Na multidão, um grupo de professoras do agrupamento de Pedrouços partilhava uma camisola única. Nas cabeças usavam bandeiras de Portugal. Ana Freire, colega do grupo e professora desde 2008 explicou o simbolismo da indumentária peculiar.
“A camisola é a união. Estamos todos a vestir a mesma camisola, a da escola pública”, afirmou. Para a professora de 37 anos, tem-se assistido a um verdadeiro despertar de uma classe profissional. “Felizmente, o gigante acordou. A classe docente estava completamente adormecida”, desabafou.
Um pouco atrás, Mónica Silva, de 42 anos, professora há 18, fez-se acompanhar pelos filhos. Eles também são uma das razões para ter estado presente. “Eles [os filhos] são a minha contribuição para o mundo e eu quero que eles tenham o melhor possível. Que façam deste país o melhor sítio possível”, afirmou. Ao lado, Alice, de 13 anos, sente que é “muito importante” estar na greve com a mãe. “Não se formam novas pessoas sem uma boa base. A educação é essencial para que este país cresça”, disse.
“A função da escola não é [ser] um depósito de crianças”
Isabel Pinheiro é professora há mais de 26 anos e, actualmente, é professora em Paredes. Acredita que “a cada ano que passa é mais desmotivador” ser professor. “Hoje em dia, só é professor mesmo quem gosta e tem dedicação. É mesmo por paixão”, desabafou.
Sobre as queixas dos pais que pediram que o tempo de greve fosse compensado com aulas extraordinárias, Isabel pensa que os pais têm de perceber o lado dos professores. “Um professor motivado é completamente diferente de um professor desmotivado”, considera.
Ana Paula Brito, apesar de ser natural de Viseu e exercer em Viatodos - freguesia do concelho de Barcelos - marcou presença nos Aliados. Para a professora, os serviços mínimos servem apenas de distracção para os pais: “Isto dos serviços mínimos é só mais uma manobra de diversão para o governo agradar de certa forma os pais e enganar a sociedade.” Ana Paula defendeu ainda que os pais devem perceber que o objectivo da escola é “transmitir conhecimento”. “Os pais têm de perceber que a função da escola não é [ser] um depósito de crianças. É dar conhecimento aos alunos”, defendeu.

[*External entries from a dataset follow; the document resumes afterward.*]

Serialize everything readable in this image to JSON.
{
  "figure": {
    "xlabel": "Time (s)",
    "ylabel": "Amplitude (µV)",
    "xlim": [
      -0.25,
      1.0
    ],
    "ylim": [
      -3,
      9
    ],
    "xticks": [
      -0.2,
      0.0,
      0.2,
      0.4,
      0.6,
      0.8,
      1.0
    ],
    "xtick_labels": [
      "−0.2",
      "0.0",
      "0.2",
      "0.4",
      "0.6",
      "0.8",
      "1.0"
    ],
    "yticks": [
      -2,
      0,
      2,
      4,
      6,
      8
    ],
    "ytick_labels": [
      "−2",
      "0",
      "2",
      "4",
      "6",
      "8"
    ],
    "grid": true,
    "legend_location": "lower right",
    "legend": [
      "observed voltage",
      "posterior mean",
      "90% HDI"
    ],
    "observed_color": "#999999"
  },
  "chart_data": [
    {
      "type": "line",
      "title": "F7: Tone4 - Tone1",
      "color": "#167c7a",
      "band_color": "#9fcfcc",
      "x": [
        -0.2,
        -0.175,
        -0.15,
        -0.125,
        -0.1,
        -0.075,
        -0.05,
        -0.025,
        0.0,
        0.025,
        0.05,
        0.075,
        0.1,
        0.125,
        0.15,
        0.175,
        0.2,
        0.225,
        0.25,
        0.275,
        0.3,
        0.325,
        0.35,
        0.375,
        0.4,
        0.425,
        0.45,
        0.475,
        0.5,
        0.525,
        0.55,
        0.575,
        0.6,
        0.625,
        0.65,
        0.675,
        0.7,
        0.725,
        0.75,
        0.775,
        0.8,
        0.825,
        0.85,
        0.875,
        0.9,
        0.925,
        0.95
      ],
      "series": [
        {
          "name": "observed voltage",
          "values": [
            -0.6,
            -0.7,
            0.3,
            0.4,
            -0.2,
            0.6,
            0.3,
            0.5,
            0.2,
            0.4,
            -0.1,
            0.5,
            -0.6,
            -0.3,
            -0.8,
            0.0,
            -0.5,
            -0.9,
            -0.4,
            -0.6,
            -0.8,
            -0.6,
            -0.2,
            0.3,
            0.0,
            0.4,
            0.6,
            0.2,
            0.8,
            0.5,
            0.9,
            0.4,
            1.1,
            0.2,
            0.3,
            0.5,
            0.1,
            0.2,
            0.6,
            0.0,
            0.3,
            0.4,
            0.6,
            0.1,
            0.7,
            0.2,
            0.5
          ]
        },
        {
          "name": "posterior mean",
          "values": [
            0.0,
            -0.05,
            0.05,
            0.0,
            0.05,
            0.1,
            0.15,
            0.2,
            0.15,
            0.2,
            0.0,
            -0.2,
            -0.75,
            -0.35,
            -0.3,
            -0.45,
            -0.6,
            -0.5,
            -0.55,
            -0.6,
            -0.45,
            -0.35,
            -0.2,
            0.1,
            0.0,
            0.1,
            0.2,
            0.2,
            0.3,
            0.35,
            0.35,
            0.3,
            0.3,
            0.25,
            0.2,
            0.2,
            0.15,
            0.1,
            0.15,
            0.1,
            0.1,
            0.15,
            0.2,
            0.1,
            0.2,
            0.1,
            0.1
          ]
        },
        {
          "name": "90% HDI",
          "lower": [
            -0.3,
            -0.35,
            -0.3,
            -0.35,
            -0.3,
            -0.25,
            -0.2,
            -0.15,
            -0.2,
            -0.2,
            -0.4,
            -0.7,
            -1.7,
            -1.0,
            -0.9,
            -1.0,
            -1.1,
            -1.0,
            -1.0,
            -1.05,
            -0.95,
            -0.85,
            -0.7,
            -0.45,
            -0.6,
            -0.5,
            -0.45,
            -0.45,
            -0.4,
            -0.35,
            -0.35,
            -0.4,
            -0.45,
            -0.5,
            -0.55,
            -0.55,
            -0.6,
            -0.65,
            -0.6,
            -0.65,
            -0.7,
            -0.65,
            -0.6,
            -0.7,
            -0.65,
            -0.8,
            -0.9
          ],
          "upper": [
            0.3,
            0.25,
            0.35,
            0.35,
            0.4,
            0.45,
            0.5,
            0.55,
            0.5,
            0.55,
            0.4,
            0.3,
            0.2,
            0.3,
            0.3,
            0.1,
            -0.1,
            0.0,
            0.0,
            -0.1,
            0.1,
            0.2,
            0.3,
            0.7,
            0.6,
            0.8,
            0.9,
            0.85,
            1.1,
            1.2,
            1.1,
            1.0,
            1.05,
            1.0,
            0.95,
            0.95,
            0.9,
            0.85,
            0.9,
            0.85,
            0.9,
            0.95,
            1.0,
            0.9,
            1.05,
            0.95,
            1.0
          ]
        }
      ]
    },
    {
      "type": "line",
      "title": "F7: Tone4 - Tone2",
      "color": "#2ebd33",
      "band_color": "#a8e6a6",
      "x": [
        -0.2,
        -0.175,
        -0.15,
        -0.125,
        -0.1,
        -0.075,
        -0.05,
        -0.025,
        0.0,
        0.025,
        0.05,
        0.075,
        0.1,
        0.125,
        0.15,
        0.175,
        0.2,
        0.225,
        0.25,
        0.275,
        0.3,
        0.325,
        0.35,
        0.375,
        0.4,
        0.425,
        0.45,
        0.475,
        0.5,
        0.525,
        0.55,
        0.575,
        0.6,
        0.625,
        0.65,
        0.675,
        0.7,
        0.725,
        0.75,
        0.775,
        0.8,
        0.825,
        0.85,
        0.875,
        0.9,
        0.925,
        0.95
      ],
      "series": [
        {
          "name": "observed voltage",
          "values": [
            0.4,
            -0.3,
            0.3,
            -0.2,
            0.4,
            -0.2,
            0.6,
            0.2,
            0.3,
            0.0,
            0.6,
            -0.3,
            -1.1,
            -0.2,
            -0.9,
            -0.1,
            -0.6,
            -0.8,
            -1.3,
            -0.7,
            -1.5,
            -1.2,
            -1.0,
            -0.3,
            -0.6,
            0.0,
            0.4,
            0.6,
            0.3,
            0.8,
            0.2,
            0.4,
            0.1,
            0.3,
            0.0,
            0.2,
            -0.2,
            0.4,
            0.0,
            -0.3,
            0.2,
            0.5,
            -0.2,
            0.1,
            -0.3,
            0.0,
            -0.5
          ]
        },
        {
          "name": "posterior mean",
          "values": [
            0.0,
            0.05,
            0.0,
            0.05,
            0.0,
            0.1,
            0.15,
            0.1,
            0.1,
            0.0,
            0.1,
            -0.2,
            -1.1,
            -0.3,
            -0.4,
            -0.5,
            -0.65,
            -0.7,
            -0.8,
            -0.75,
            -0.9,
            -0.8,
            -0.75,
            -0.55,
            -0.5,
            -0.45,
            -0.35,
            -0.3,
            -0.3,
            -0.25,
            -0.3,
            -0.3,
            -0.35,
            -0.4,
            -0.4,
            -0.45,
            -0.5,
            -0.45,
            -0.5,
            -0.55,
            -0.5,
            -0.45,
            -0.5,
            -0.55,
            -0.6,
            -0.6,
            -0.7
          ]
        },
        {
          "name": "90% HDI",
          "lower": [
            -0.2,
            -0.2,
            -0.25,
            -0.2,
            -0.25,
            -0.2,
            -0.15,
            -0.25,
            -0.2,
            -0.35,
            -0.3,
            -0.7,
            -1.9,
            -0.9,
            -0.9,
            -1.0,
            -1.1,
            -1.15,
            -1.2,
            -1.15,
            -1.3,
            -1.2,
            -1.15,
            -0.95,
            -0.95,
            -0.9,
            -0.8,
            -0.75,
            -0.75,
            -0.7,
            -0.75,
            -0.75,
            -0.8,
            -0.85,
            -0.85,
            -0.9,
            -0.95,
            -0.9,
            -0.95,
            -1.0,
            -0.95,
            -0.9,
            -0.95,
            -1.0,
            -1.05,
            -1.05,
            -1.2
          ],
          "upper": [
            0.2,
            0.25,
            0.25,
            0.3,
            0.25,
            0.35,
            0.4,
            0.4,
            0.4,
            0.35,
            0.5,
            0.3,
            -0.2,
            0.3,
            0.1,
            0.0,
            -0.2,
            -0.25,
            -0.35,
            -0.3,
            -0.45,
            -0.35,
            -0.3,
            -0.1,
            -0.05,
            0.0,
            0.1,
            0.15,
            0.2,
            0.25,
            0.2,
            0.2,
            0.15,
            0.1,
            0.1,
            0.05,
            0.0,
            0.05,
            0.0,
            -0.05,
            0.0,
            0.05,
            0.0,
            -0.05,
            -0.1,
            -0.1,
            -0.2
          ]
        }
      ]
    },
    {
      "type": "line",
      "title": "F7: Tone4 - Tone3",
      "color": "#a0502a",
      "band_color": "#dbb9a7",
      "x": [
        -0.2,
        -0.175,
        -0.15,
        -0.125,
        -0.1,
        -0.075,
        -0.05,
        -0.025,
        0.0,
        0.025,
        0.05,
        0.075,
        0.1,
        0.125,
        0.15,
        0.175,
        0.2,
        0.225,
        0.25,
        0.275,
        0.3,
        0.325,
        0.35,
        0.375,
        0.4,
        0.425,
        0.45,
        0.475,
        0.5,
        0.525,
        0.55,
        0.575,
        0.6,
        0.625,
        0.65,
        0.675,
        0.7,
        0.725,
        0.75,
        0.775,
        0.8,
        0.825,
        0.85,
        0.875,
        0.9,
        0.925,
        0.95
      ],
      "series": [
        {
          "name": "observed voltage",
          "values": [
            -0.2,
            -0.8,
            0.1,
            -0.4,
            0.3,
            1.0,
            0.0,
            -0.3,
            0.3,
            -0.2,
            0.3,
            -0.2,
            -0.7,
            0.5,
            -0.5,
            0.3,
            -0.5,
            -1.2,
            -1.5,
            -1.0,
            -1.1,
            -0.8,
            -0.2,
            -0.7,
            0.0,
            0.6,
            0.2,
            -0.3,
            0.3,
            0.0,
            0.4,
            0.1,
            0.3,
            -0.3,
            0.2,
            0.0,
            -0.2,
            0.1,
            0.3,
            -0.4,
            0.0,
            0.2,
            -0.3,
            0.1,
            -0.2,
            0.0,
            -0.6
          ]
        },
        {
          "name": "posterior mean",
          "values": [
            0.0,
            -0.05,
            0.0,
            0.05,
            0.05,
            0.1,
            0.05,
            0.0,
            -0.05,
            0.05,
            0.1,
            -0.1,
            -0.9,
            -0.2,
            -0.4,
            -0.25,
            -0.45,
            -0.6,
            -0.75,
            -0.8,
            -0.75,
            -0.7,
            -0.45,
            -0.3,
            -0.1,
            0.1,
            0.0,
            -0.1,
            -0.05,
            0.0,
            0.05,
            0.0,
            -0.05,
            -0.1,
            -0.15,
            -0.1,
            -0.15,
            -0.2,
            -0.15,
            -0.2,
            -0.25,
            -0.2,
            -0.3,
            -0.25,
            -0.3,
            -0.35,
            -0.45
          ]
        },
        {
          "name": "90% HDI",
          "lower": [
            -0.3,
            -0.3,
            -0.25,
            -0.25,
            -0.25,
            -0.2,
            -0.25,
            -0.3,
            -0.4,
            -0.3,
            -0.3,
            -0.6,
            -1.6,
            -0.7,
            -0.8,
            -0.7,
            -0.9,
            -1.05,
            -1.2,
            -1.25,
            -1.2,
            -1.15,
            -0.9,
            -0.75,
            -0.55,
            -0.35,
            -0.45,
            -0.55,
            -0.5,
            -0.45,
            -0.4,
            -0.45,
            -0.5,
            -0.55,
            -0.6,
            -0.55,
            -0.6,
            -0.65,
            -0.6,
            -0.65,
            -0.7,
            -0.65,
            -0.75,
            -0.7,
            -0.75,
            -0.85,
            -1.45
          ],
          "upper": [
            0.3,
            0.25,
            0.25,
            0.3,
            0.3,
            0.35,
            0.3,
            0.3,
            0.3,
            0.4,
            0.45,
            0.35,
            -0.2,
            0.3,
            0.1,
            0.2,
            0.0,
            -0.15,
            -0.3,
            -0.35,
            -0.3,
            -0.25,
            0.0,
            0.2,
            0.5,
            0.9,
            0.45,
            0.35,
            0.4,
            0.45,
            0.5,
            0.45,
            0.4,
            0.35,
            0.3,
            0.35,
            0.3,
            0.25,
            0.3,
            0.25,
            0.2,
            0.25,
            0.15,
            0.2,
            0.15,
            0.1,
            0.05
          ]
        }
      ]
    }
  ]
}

Quinta ronda de negociações foi adiada
Apesar de estar prevista uma nova ronda de negociações entre o Ministério da Educação e os sindicatos de professores para o final desta semana, as reuniões foram adiadas para 15 e 17 de Fevereiro.
Mário Nogueira condena a decisão: “É pena que o ministério não tenha marcado a reunião para sexta ou sábado. Mas é sinal de que não deve ter grande coisa para apresentar aos professores.” No entanto, assegurou a resiliência da classe profissional em defender os seus interesses. “Nunca desistiremos de negociar, nunca deixaremos de lá estar”, assegurou aos jornalistas.
No final da última greve distrital, o secretário-geral da Fenprof confirmou que o fim do ciclo não significa que não se vão fazer mais greves: “Sim, estão mais greves em cima da mesa. Estão mais manifestações em cima da mesa.”
Entre os cânticos por respeito, dignidade e valorização da carreira, os professores também asseguraram que não vão baixar os braços. Mónica Silva disse ver “uma união muito grande entre os professores” e acredita “que a maioria quer continuar”. Já Ana Paula sublinhou que a resistência vai continuar: “Vamos a todas, não vamos parar.”